Video Teleconferencing Helping Reduce Vast Backlog of Cases

You've been denied Social Security Disability (SSD) benefits or Supplemental Security Income (SSI). You've appealed. You wait to hear from the Social Security Administration (SSA) about when your hearing will be. Then you wait some more. And some more.

Just a few years ago, those attempting to get a hearing in front of an administrative law judge could wait over 3 years before the case was heard. While that wait time has been reduced, it can still be a lengthy process; in 2012 the average Cincinnati area applicant finally had his or her hearing after waiting approximately 14 months. Currently 2 million people are waiting to hopefully receive benefits from Social Security.

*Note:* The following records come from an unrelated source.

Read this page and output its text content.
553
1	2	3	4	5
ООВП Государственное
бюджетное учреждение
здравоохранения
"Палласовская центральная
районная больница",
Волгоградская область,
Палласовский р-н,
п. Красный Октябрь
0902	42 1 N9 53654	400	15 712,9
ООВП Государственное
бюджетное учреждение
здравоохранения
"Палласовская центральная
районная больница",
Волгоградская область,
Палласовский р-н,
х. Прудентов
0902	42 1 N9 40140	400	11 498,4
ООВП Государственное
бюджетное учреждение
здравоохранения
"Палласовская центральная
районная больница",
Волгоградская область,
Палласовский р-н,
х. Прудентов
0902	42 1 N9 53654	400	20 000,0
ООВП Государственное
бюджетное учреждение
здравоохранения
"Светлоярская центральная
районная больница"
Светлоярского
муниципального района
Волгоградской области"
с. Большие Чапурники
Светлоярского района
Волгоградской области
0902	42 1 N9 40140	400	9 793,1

SSA Commissioner Michael Astrue recently said his top goal was to reduce the backlog of cases. To that end, SSA is promoting video hearings. A video hearing is mostly identical to regular in-person hearings, but takes place with the applicant and attorney talking to the judge via a large television screen. Everyone can see each other and everyone else in the room, such as the applicant's attorney and any expert witnesses in the room with the judge. The video hearing takes place in a nearby SSA office of the applicant, while the judge could be on the other side of the country. You do not have to agree to a video hearing.

There are several downsides to video hearings:

  • The judge is at a remote location.
  • Communication via video conference is awkward. It is difficult to make eye contact or be as persuasive as during an in-person hearing.
  • Sometimes there are technical problems with the audio or video.
  • The judge will be unfamiliar to everyone and will not have heard of your doctors or hospitals.

Preparing for the Hearing

No matter whether it is a traditional hearing or a video hearing, a few things can help speed up the hearing wait time and make sure that everything goes well when the day finally arrives.

It is important to contact an attorney early in the process. An attorney can prepare for the trial in advance, and will have time to gather all of the medical evidence and carefully read your file. You should attend your hearing and arrive promptly. If you can't make the hearing, it will likely be rescheduled months later assuming you have a valid excuse. Notify your attorney if you change your address or telephone number.

After a hearing, it takes about 30 to 60 days before you'll recieve the judge's written decision regarding your benefits claim.